On Tue, Jan 17, 2012 at 1:21 AM, Alexander Sack asac@linaro.org wrote:
On Mon, Jan 16, 2012 at 3:32 AM, Michael Hope michael.hope@linaro.org wrote:
Hi there. I have a style question. For the pre-built versions of gcc-linaro, should we release a i686 version that also runs on x86_64, or do separate i686 and x86_64 builds?
If we do just an i686 version then: * There's less to test * There's one 'linux' binary so less confusion on what to download and a simpler download page * Most end users will already have the 32 bit libraries due to Skype or Flash
but it has some downsides: * May not work 'out of the box' * Cryptic failures if you don't have the 32 bit libraries installed
Can we improve error reporting for those? Or maybe shipping a check-install script that probes for proper 32-bit libs?

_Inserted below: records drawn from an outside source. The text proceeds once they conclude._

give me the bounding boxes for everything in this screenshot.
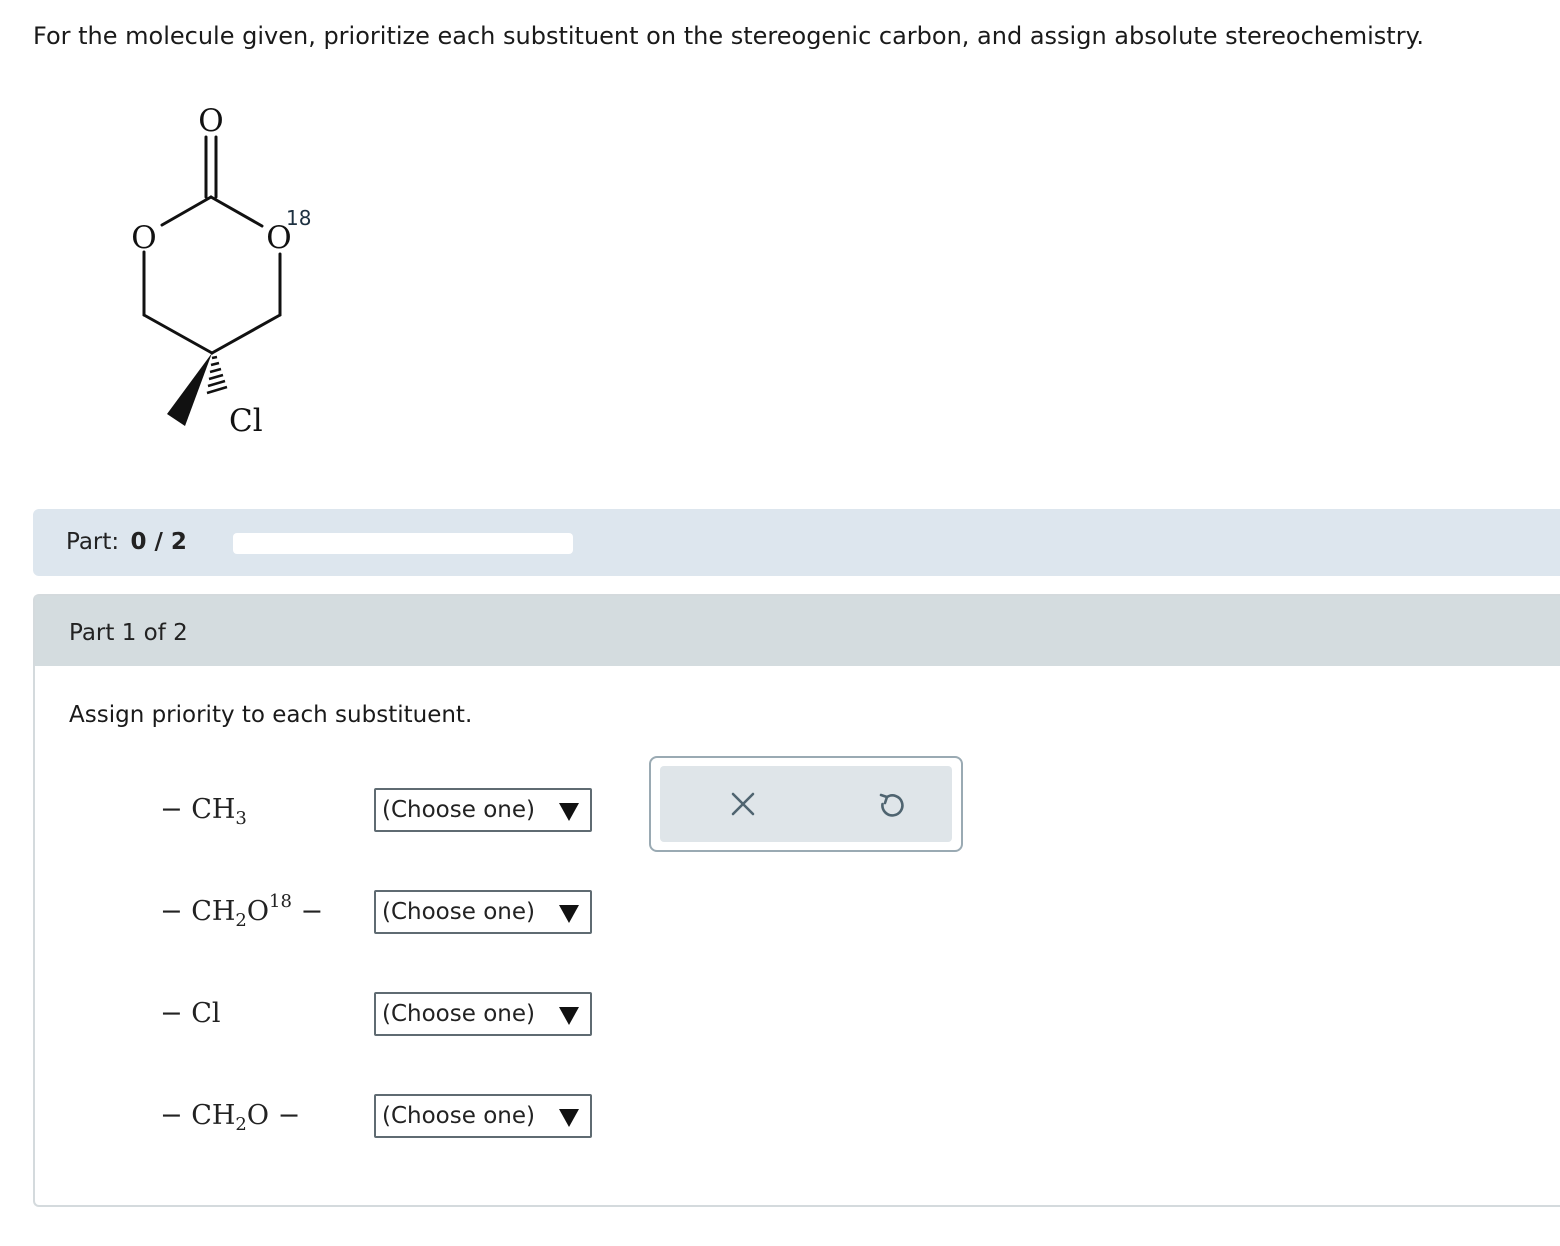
progress-score: 0 / 2 <box>130 529 187 555</box>
undo-icon <box>879 793 904 817</box>
substituent-row-ch2o: − CH2O − (Choose one) <box>35 1091 635 1141</box>
atom-label-carbonyl-o: O <box>198 103 223 139</box>
substituent-row-ch2o18: − CH2O18 − (Choose one) <box>35 887 635 937</box>
progress-label-text: Part: <box>66 529 120 555</box>
clear-answer-button[interactable] <box>703 766 783 842</box>
bond-c6-c5 <box>142 313 214 355</box>
substituent-row-ch3: − CH3 (Choose one) <box>35 785 635 835</box>
substituent-formula: − CH3 <box>160 794 247 829</box>
isotope-label: 18 <box>286 206 311 230</box>
priority-select-value: (Choose one) <box>382 1001 535 1027</box>
bond-c2-o3 <box>209 195 264 228</box>
substituent-formula: − Cl <box>160 998 221 1029</box>
dropdown-arrow-icon <box>559 1109 579 1127</box>
substituent-row-cl: − Cl (Choose one) <box>35 989 635 1039</box>
bond-c2-o1 <box>160 195 213 227</box>
substituent-formula: − CH2O − <box>160 1100 301 1135</box>
priority-select-ch3[interactable]: (Choose one) <box>374 788 592 832</box>
priority-select-cl[interactable]: (Choose one) <box>374 992 592 1036</box>
answer-actions-panel <box>649 756 963 852</box>
priority-select-ch2o18[interactable]: (Choose one) <box>374 890 592 934</box>
bond-c4-c5 <box>210 313 282 355</box>
progress-label: Part: 0 / 2 <box>66 529 187 555</box>
dropdown-arrow-icon <box>559 1007 579 1025</box>
dropdown-arrow-icon <box>559 803 579 821</box>
progress-track <box>233 533 573 554</box>
answer-actions-toolbar <box>660 766 952 842</box>
priority-select-value: (Choose one) <box>382 1103 535 1129</box>
part-header: Part 1 of 2 <box>35 596 1560 666</box>
priority-select-value: (Choose one) <box>382 899 535 925</box>
atom-label-chlorine: Cl <box>229 403 263 439</box>
part-title: Part 1 of 2 <box>69 620 188 646</box>
close-icon <box>731 792 755 816</box>
priority-select-value: (Choose one) <box>382 797 535 823</box>
priority-select-ch2o[interactable]: (Choose one) <box>374 1094 592 1138</box>
dropdown-arrow-icon <box>559 905 579 923</box>
instruction-text: Assign priority to each substituent. <box>69 702 473 728</box>
atom-label-ring-o: O <box>131 220 156 256</box>
part-card: Part 1 of 2 Assign priority to each subs… <box>33 594 1560 1207</box>
reset-answer-button[interactable] <box>850 766 930 842</box>
substituent-formula: − CH2O18 − <box>160 891 324 931</box>
chlorine-hash-bond <box>206 355 228 395</box>
molecule-structure: O O O 18 Cl <box>131 103 311 439</box>
progress-bar-panel: Part: 0 / 2 <box>33 509 1560 576</box>
methyl-wedge-bond <box>167 353 212 426</box>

On a 64 bit system with no 32 bit libraries at all then you see the scary and misleading '-bash: arm-linux-gnueabi-gcc: No such file or directory'. Bash tried to run the program, couldn't find the lib/ld-linux.so.2 loader, and fails.

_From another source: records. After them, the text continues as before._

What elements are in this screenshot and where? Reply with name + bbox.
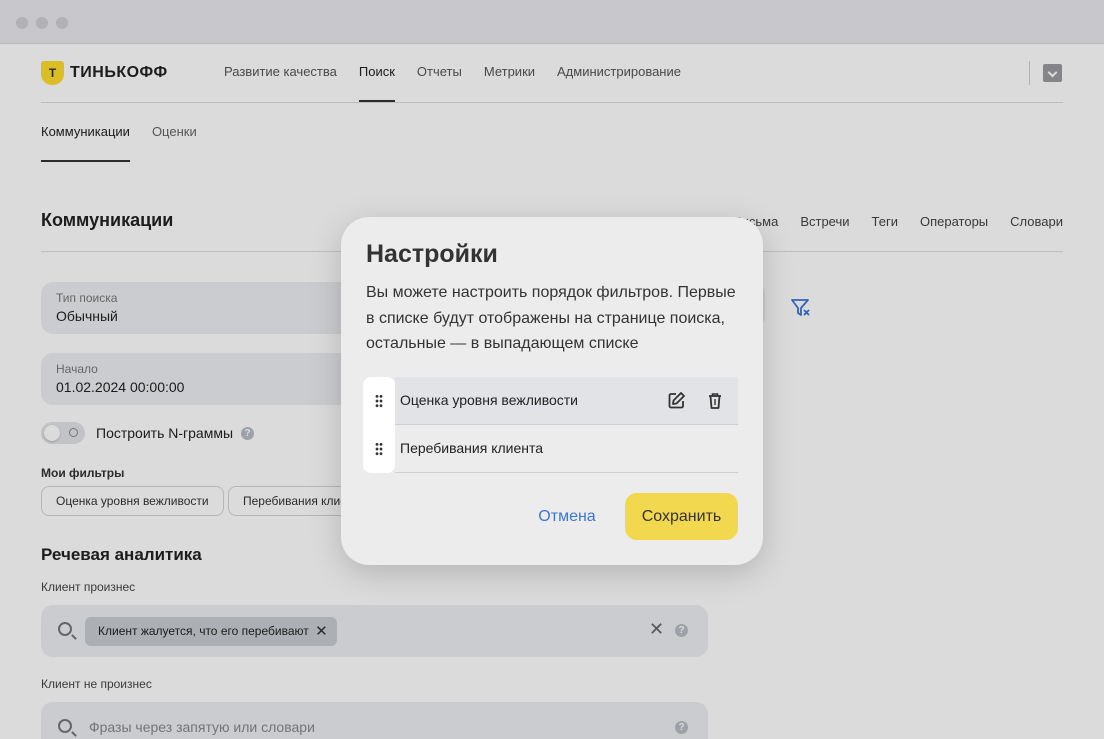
drag-handle[interactable] (363, 425, 395, 473)
drag-handle[interactable] (363, 377, 395, 425)
list-item: Перебивания клиента (363, 425, 738, 473)
drag-grip-icon (375, 394, 383, 408)
settings-modal: Настройки Вы можете настроить порядок фи… (341, 217, 763, 565)
list-item-label: Перебивания клиента (400, 440, 544, 456)
list-item: Оценка уровня вежливости (363, 377, 738, 425)
drag-grip-icon (375, 442, 383, 456)
row-divider (395, 472, 738, 473)
modal-description: Вы можете настроить порядок фильтров. Пе… (366, 284, 736, 352)
trash-icon[interactable] (707, 391, 723, 410)
list-item-label: Оценка уровня вежливости (400, 392, 578, 408)
save-button[interactable]: Сохранить (625, 493, 738, 540)
cancel-button[interactable]: Отмена (525, 494, 609, 540)
edit-icon[interactable] (667, 391, 686, 410)
modal-title: Настройки (366, 240, 498, 268)
filter-order-list: Оценка уровня вежливости Перебивания кли… (363, 377, 738, 473)
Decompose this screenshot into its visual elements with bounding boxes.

I wonder if there's a fat binary style wrapper that can give you a more informative message. Say some 64 bit code that runs if you're on a 64 bit host that prints 'This is a 32 bit program. Please see README.txt for instructions on how to install the required 32 bit libraries.'
I like the 'hey, if something's wrong run check-install.sh' idea.

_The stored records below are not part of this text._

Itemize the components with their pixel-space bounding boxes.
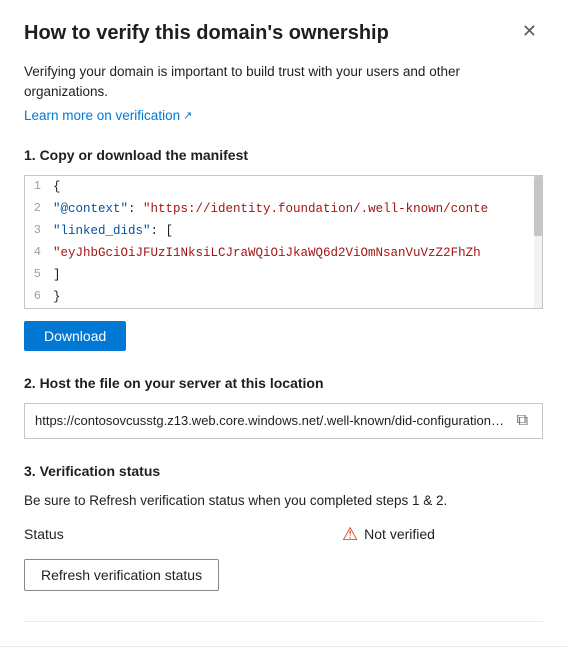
- learn-more-label: Learn more on verification: [24, 108, 180, 123]
- code-block: 1{2 "@context": "https://identity.founda…: [25, 176, 542, 308]
- warning-icon: ⚠: [342, 525, 358, 543]
- modal-container: How to verify this domain's ownership ✕ …: [0, 0, 567, 647]
- line-content: "eyJhbGciOiJFUzI1NksiLCJraWQiOiJkaWQ6d2V…: [53, 242, 542, 264]
- code-line: 5 ]: [25, 264, 542, 286]
- status-key-label: Status: [24, 526, 84, 542]
- code-line: 6}: [25, 286, 542, 308]
- url-text: https://contosovcusstg.z13.web.core.wind…: [35, 413, 505, 428]
- url-field-wrapper: https://contosovcusstg.z13.web.core.wind…: [24, 403, 543, 439]
- description-text: Verifying your domain is important to bu…: [24, 62, 543, 103]
- code-line: 3 "linked_dids": [: [25, 220, 542, 242]
- external-link-icon: ↗: [183, 109, 192, 122]
- download-button[interactable]: Download: [24, 321, 126, 351]
- code-line: 1{: [25, 176, 542, 198]
- line-number: 5: [25, 264, 53, 286]
- scrollbar-track[interactable]: [534, 176, 542, 308]
- line-content: "linked_dids": [: [53, 220, 542, 242]
- step3-title: 3. Verification status: [24, 463, 543, 479]
- status-value-group: ⚠ Not verified: [192, 525, 435, 543]
- line-content: {: [53, 176, 542, 198]
- line-content: "@context": "https://identity.foundation…: [53, 198, 542, 220]
- line-number: 3: [25, 220, 53, 242]
- close-button[interactable]: ✕: [516, 20, 543, 42]
- line-number: 1: [25, 176, 53, 198]
- line-content: ]: [53, 264, 542, 286]
- step2-section: 2. Host the file on your server at this …: [24, 375, 543, 439]
- step1-section: 1. Copy or download the manifest 1{2 "@c…: [24, 147, 543, 351]
- code-line: 2 "@context": "https://identity.foundati…: [25, 198, 542, 220]
- line-number: 6: [25, 286, 53, 308]
- code-table: 1{2 "@context": "https://identity.founda…: [25, 176, 542, 308]
- status-row: Status ⚠ Not verified: [24, 525, 543, 543]
- be-sure-text: Be sure to Refresh verification status w…: [24, 491, 543, 511]
- line-number: 4: [25, 242, 53, 264]
- copy-button[interactable]: ⧉: [513, 410, 532, 432]
- modal-divider: [24, 621, 543, 622]
- not-verified-text: Not verified: [364, 526, 435, 542]
- code-block-wrapper: 1{2 "@context": "https://identity.founda…: [24, 175, 543, 309]
- copy-icon: ⧉: [517, 412, 528, 429]
- learn-more-link[interactable]: Learn more on verification ↗: [24, 108, 192, 123]
- refresh-verification-button[interactable]: Refresh verification status: [24, 559, 219, 591]
- line-content: }: [53, 286, 542, 308]
- step2-title: 2. Host the file on your server at this …: [24, 375, 543, 391]
- step3-section: 3. Verification status Be sure to Refres…: [24, 463, 543, 591]
- modal-header: How to verify this domain's ownership ✕: [24, 20, 543, 46]
- line-number: 2: [25, 198, 53, 220]
- modal-title: How to verify this domain's ownership: [24, 20, 389, 46]
- step1-title: 1. Copy or download the manifest: [24, 147, 543, 163]
- code-line: 4 "eyJhbGciOiJFUzI1NksiLCJraWQiOiJkaWQ6d…: [25, 242, 542, 264]
- scrollbar-thumb[interactable]: [534, 176, 542, 236]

* Some users can't install extra packages and may not be allowed the 32 bit libraries
What libs are potentially missing? How many of those could get linked in statically?
Fairly minimal - just those provided by the LSB such as zlib, ncurses, libm, and libc. More esoteric libraries such as expat are already statically linked.
Unfortunately a clean 64 bit install doesn't even include a 32 bit libc. It feels wrong to statically link it.
Note that CodeSourcery's compiler is 32 bit only and dynamically links against libc.